Publié le 4 juin 2006 Lecture : 3 minutes.

Après le célèbre Kifaya (Ça suffit !), qui fédère les mouvements d’opposition au président Hosni Moubarak – au pouvoir depuis un quart de siècle -, un nouveau slogan fait florès en Égypte : « Longue vie à la justice ! » Les magistrats sont en effet les héros du jour. Parce qu’ils ont entrepris de dénoncer les fraudes auxquelles les élections générales du mois de novembre 2005 ont donné lieu, qu’ils revendiquent haut et fort le respect de leur indépendance et, surtout, qu’ils font chorus avec l’opposition en faveur de sa mise en uvre de réformes démocratiques.
Dernier épisode de ce bras de fer entre les juges et l’exécutif : la comparution devant une commission disciplinaire de deux vice-présidents de la Cour de cassation, accusés d’avoir confirmé en public la réalité des fraudes électorales. L’un et l’autre sont membres du « Club des juges », un mouvement qui rassemble les magistrats contestataires. Bien que ce soit le ministre de la Justice qui, par décret, ait convoqué la commission, le gouvernement soutient contre toute vraisemblance être étranger à cette affaire. À l’issue de l’audience, l’un des juges, Hichem Bastawisi, a fait l’objet d’une « réprimande », tandis que son collègue, Mahmoud Mekki, était acquitté.
Parallèlement, entre 300 et 600 membres de plusieurs mouvements et partis d’opposition (Kifaya, Tagammu, Frères musulmans, al-Ghad) ont été interpellés par la police lors des nombreuses manifestations de soutien aux juges qui ont eu lieu devant le siège de la Haute Cour de justice, au Caire. D’autres manifestants ont été battus par des policiers ou des miliciens en civil. L’un d’eux, le journaliste Mohamed el-Sharkawy (24 ans), qui avait participé à un rassemblement devant le siège du syndicat de la presse, a indiqué avoir été battu pendant quatre heures et avoir subi des abus sexuels.
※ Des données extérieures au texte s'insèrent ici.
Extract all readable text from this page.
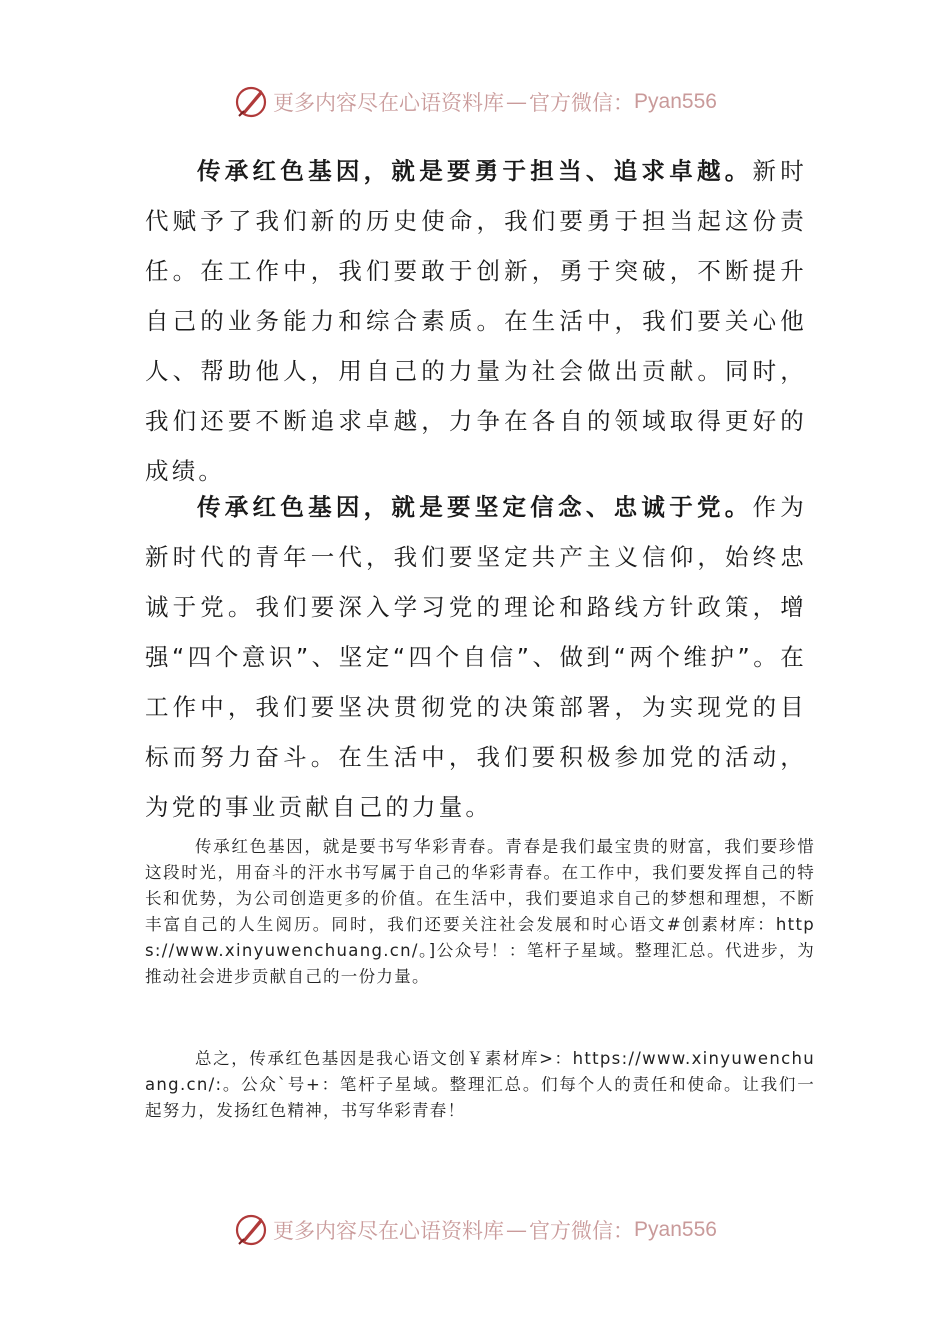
更多内容尽在心语资料库 — 官方微信： Pyan556

传承红色基因，就是要勇于担当、追求卓越。新时代赋予了我们新的历史使命，我们要勇于担当起这份责任。在工作中，我们要敢于创新，勇于突破，不断提升自己的业务能力和综合素质。在生活中，我们要关心他人、帮助他人，用自己的力量为社会做出贡献。同时，我们还要不断追求卓越，力争在各自的领域取得更好的成绩。

传承红色基因，就是要坚定信念、忠诚于党。作为新时代的青年一代，我们要坚定共产主义信仰，始终忠诚于党。我们要深入学习党的理论和路线方针政策，增强“四个意识”、坚定“四个自信”、做到“两个维护”。在工作中，我们要坚决贯彻党的决策部署，为实现党的目标而努力奋斗。在生活中，我们要积极参加党的活动，为党的事业贡献自己的力量。

传承红色基因，就是要书写华彩青春。青春是我们最宝贵的财富，我们要珍惜这段时光，用奋斗的汗水书写属于自己的华彩青春。在工作中，我们要发挥自己的特长和优势，为公司创造更多的价值。在生活中，我们要追求自己的梦想和理想，不断丰富自己的人生阅历。同时，我们还要关注社会发展和时心语文#创素材库：https://www.xinyuwenchuang.cn/。]公众号！：笔杆子星域。整理汇总。代进步，为推动社会进步贡献自己的一份力量。

总之，传承红色基因是我心语文创￥素材库>：https://www.xinyuwenchuang.cn/:。公众`号+：笔杆子星域。整理汇总。们每个人的责任和使命。让我们一起努力，发扬红色精神，书写华彩青春！

更多内容尽在心语资料库 — 官方微信： Pyan556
L’enjeu de cet affrontement dépasse évidemment les frontières de l’Égypte. Parce qu’il met en lumière le fait que, dans tous les pays en transition, l’adoption de véritables réformes démocratiques est impossible en l’absence d’une justice indépendante capable de faire contrepoids au pouvoir en place. En Égypte, conformément à une loi qui remonte à plusieurs décennies, les magistrats participent à la supervision des opérations de vote. Jusqu’ici, ils avaient accepté d’avaler bien des couleuvres, mais les temps changent, le contexte international est aujourd’hui plus favorable aux revendications démocratiques. En novembre 2005, ils ont donc exigé d’être les seuls à assurer le contrôle de la consultation. La confrontation avec le gouvernement était inévitable. Les juges ne sont pourtant pas de dangereux extrémistes. La majorité d’entre eux est même franchement conservatrice, mais il n’empêche : près de la moitié d’entre eux – plus de 3 000 sur un total de 8 000 – ont pris part au cours des derniers mois aux manifestations organisées au Caire en faveur des réformes et du respect de l’État de droit.
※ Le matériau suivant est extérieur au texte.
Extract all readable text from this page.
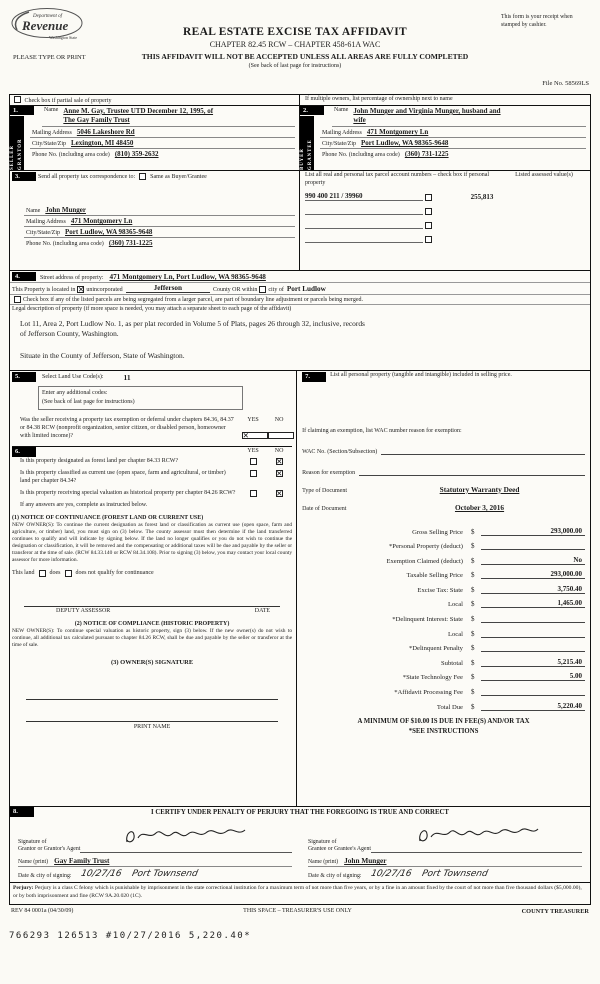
Department of
Revenue
Washington State
PLEASE TYPE OR PRINT
REAL ESTATE EXCISE TAX AFFIDAVIT
CHAPTER 82.45 RCW – CHAPTER 458-61A WAC
THIS AFFIDAVIT WILL NOT BE ACCEPTED UNLESS ALL AREAS ARE FULLY COMPLETED
(See back of last page for instructions)
This form is your receipt when stamped by cashier.
File No. 58569LS
Check box if partial sale of property	If multiple owners, list percentage of ownership next to name
1.
SELLER GRANTOR
Name Anne M. Gay, Trustee UTD December 12, 1995, of
The Gay Family Trust
Mailing Address 5046 Lakeshore Rd
City/State/Zip Lexington, MI 48450
Phone No. (including area code) (810) 359-2632
2.
BUYER GRANTEE
Name John Munger and Virginia Munger, husband and
wife
Mailing Address 471 Montgomery Ln
City/State/Zip Port Ludlow, WA 98365-9648
Phone No. (including area code) (360) 731-1225
3.	Send all property tax correspondence to:	Same as Buyer/Grantee
Name John Munger
Mailing Address 471 Montgomery Ln
City/State/Zip Port Ludlow, WA 98365-9648
Phone No. (including area code) (360) 731-1225
List all real and personal tax parcel account numbers – check box if personal property
Listed assessed value(s)
990 400 211 / 39960	255,813
4.	Street address of property: 471 Montgomery Ln, Port Ludlow, WA 98365-9648
This Property is located in ✕ unincorporated	Jefferson	County OR within city of Port Ludlow
Check box if any of the listed parcels are being segregated from a larger parcel, are part of boundary line adjustment or parcels being merged.
Legal description of property (if more space is needed, you may attach a separate sheet to each page of the affidavit)
Lot 11, Area 2, Port Ludlow No. 1, as per plat recorded in Volume 5 of Plats, pages 26 through 32, inclusive, records
of Jefferson County, Washington.
Situate in the County of Jefferson, State of Washington.
5.	Select Land Use Code(s):	11
Enter any additional codes:
(See back of last page for instructions)
Was the seller receiving a property tax exemption or deferral under chapters 84.36, 84.37 or 84.38 RCW (nonprofit organization, senior citizen, or disabled person, homeowner with limited income)?
YES	NO
✕
6.	YES	NO
Is this property designated as forest land per chapter 84.33 RCW?
✕
Is this property classified as current use (open space, farm and agricultural, or timber) land per chapter 84.34?
✕
Is this property receiving special valuation as historical property per chapter 84.26 RCW?
✕
If any answers are yes, complete as instructed below.
(1) NOTICE OF CONTINUANCE (FOREST LAND OR CURRENT USE)
NEW OWNER(S): To continue the current designation as forest land or classification as current use (open space, farm and agriculture, or timber) land, you must sign on (3) below. The county assessor must then determine if the land transferred continues to qualify and will indicate by signing below. If the land no longer qualifies or you do not wish to continue the designation or classification, it will be removed and the compensating or additional taxes will be due and payable by the seller or transferor at the time of sale. (RCW 84.33.140 or RCW 84.34.108). Prior to signing (3) below, you may contact your local county assessor for more information.
This land	does	does not qualify for continuance
DEPUTY ASSESSOR	DATE
(2) NOTICE OF COMPLIANCE (HISTORIC PROPERTY)
NEW OWNER(S): To continue special valuation as historic property, sign (3) below. If the new owner(s) do not wish to continue, all additional tax calculated pursuant to chapter 84.26 RCW, shall be due and payable by the seller or transferor at the time of sale.
(3) OWNER(S) SIGNATURE
PRINT NAME
7.	List all personal property (tangible and intangible) included in selling price.
If claiming an exemption, list WAC number reason for exemption:
WAC No. (Section/Subsection)
Reason for exemption
Type of Document	Statutory Warranty Deed
Date of Document	October 3, 2016
Gross Selling Price	$	293,000.00
*Personal Property (deduct)	$
Exemption Claimed (deduct)	$	No
Taxable Selling Price	$	293,000.00
Excise Tax: State	$	3,750.40
Local	$	1,465.00
*Delinquent Interest: State	$
Local	$
*Delinquent Penalty	$
Subtotal	$	5,215.40
*State Technology Fee	$	5.00
*Affidavit Processing Fee	$
Total Due	$	5,220.40
A MINIMUM OF $10.00 IS DUE IN FEE(S) AND/OR TAX
*SEE INSTRUCTIONS
8.	I CERTIFY UNDER PENALTY OF PERJURY THAT THE FOREGOING IS TRUE AND CORRECT
Signature of
Grantor or Grantor's Agent
Name (print) Gay Family Trust
Date & city of signing: 10/27/16 Port Townsend
Signature of
Grantee or Grantee's Agent
Name (print) John Munger
Date & city of signing: 10/27/16 Port Townsend
Perjury: Perjury is a class C felony which is punishable by imprisonment in the state correctional institution for a maximum term of not more than five years, or by a fine in an amount fixed by the court of not more than five thousand dollars ($5,000.00), or by both imprisonment and fine (RCW 9A.20.020 (1C).
REV 84 0001a (04/30/09)	THIS SPACE – TREASURER'S USE ONLY	COUNTY TREASURER
766293 126513 #10/27/2016 5,220.40*
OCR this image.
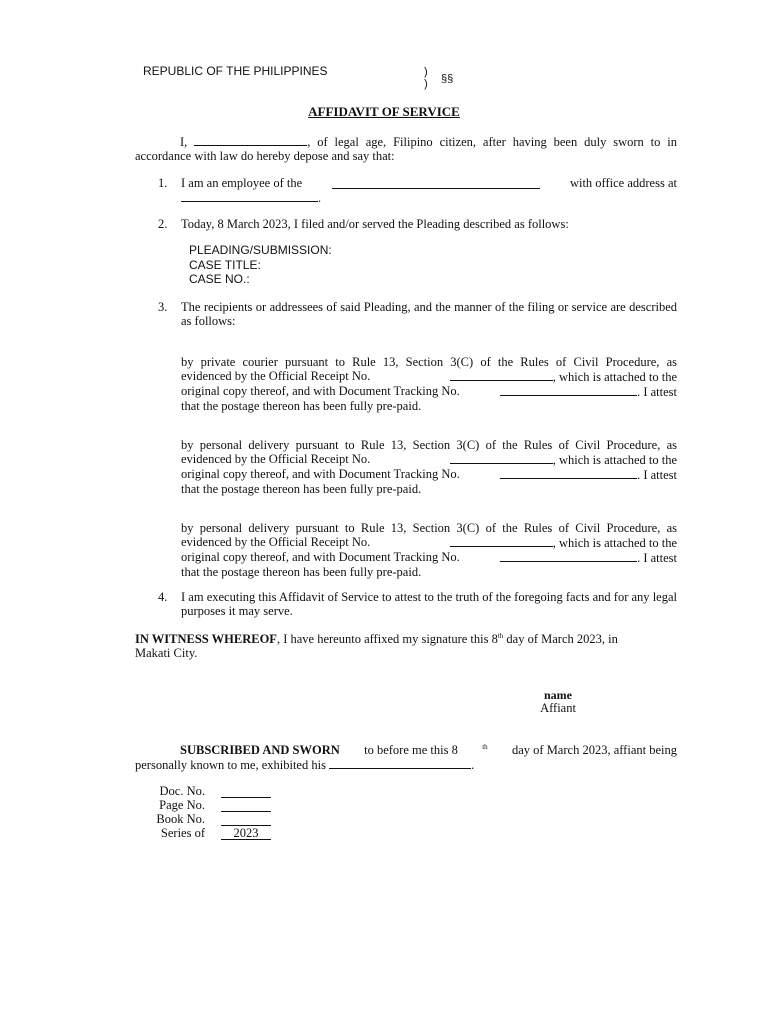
REPUBLIC OF THE PHILIPPINES	)
) §§
AFFIDAVIT OF SERVICE
I,	, of legal age, Filipino citizen, after having been duly sworn to in accordance with law do hereby depose and say that:
1. I am an employee of the	with office address at
.
2. Today, 8 March 2023, I filed and/or served the Pleading described as follows:
PLEADING/SUBMISSION:
CASE TITLE:
CASE NO.:
3. The recipients or addressees of said Pleading, and the manner of the filing or service are described as follows:
by private courier pursuant to Rule 13, Section 3(C) of the Rules of Civil Procedure, as
evidenced by the Official Receipt No.	, which is attached to the
original copy thereof, and with Document Tracking No.	. I attest
that the postage thereon has been fully pre-paid.
by personal delivery pursuant to Rule 13, Section 3(C) of the Rules of Civil Procedure, as
evidenced by the Official Receipt No.	, which is attached to the
original copy thereof, and with Document Tracking No.	. I attest
that the postage thereon has been fully pre-paid.
by personal delivery pursuant to Rule 13, Section 3(C) of the Rules of Civil Procedure, as
evidenced by the Official Receipt No.	, which is attached to the
original copy thereof, and with Document Tracking No.	. I attest
that the postage thereon has been fully pre-paid.
4. I am executing this Affidavit of Service to attest to the truth of the foregoing facts and for any legal purposes it may serve.
IN WITNESS WHEREOF, I have hereunto affixed my signature this 8th day of March 2023, in
Makati City.
name
Affiant
SUBSCRIBED AND SWORN to before me this 8	$^{th}$ day of March 2023, affiant being
personally known to me, exhibited his	.
Doc. No.
Page No.
Book No.
Series of	2023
Leur mouvement apporte du sang frais à l’opposition, alors que la perspective d’un passage de témoin entre Hosni et Gamal Moubarak se précise. Le premier nie formellement l’existence d’un plan visant à transmettre le pouvoir à son fils, mais sans convaincre grand monde. Réel ou non, le projet est très impopulaire. On s’attendait à des mouvements de protestation de la part des étudiants et des ouvriers, mais, à la surprise générale, les membres de la classe moyenne et même les élites – juges, mais aussi avocats, professeurs d’université, médecins, journalistes, ingénieurs – se sont également mobilisés au sein de leurs associations professionnelles. Et parfois dans la rue.
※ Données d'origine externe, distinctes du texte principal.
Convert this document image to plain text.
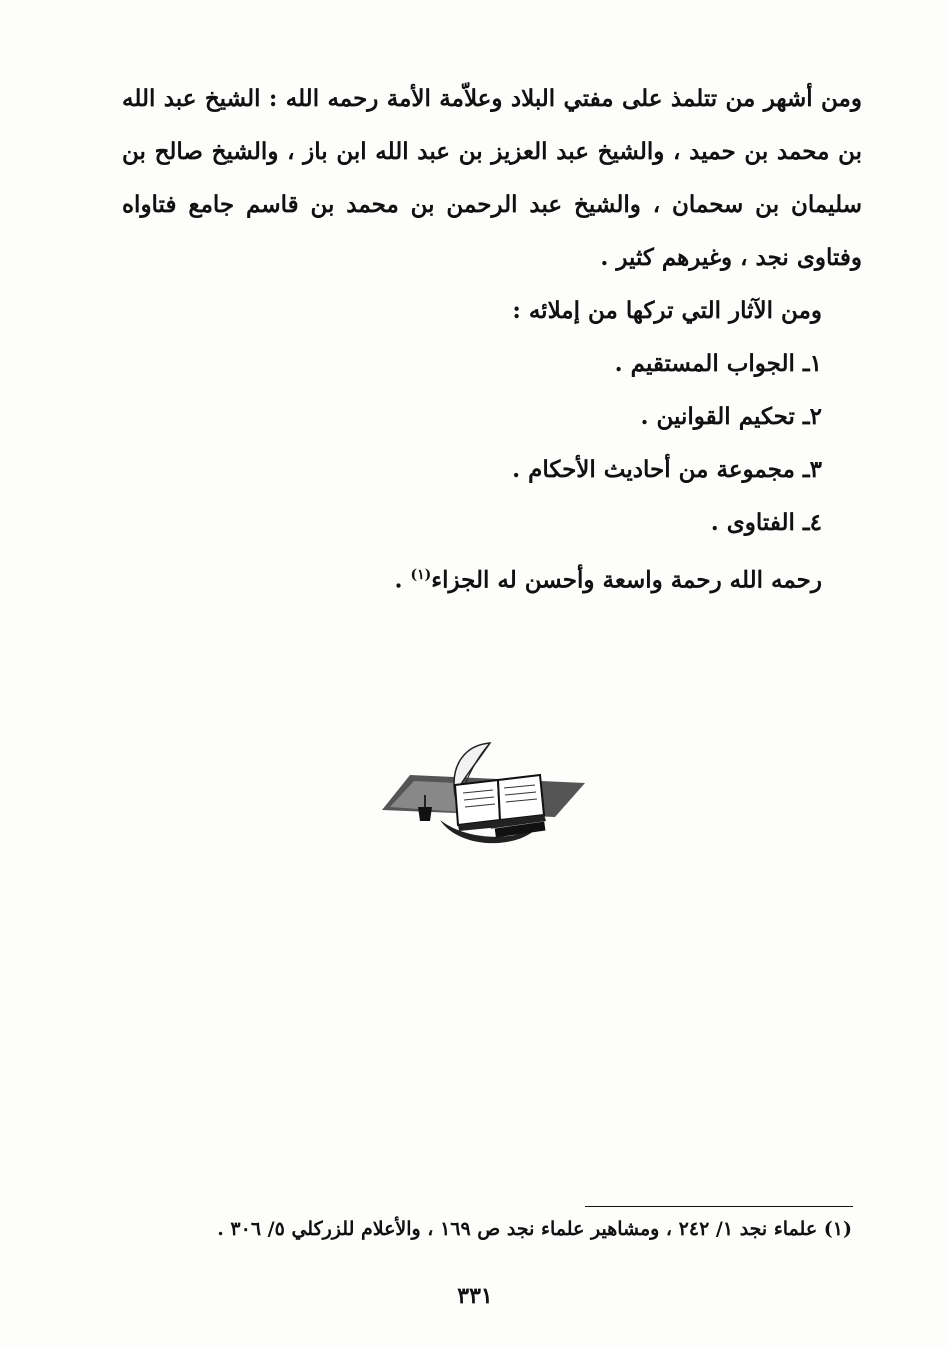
ومن أشهر من تتلمذ على مفتي البلاد وعلاّمة الأمة رحمه الله : الشيخ عبد الله بن محمد بن حميد ، والشيخ عبد العزيز بن عبد الله ابن باز ، والشيخ صالح بن سليمان بن سحمان ، والشيخ عبد الرحمن بن محمد بن قاسم جامع فتاواه وفتاوى نجد ، وغيرهم كثير .

ومن الآثار التي تركها من إملائه :

١ـ الجواب المستقيم .
٢ـ تحكيم القوانين .
٣ـ مجموعة من أحاديث الأحكام .
٤ـ الفتاوى .

رحمه الله رحمة واسعة وأحسن له الجزاء$^{(١)}$ .

(١) علماء نجد ١/ ٢٤٢ ، ومشاهير علماء نجد ص ١٦٩ ، والأعلام للزركلي ٥/ ٣٠٦ .
٣٣١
Désormais, au Caire, les manifestations sont quasi quotidiennes. S’appuyant sur l’état d’urgence en vigueur depuis 1981, après l’accession de Moubarak au pouvoir, les autorités ont largement recours à la répression. Un cordon de policiers est en place, 24 heures sur 24, autour des sièges de l’association des journalistes et de l’ordre des avocats. De même, les ingénieurs sont empêchés par les forces de l’ordre de tenir leurs élections professionnelles au siège de leur association. Aux abords des universités, des véhicules de police ont pris position, prêts à embarquer les étudiants contestataires et leurs professeurs.
Décidément, l’été risque d’être plus chaud que d’habitude sur les bords du Nil. Ce qui n’est pas peu dire !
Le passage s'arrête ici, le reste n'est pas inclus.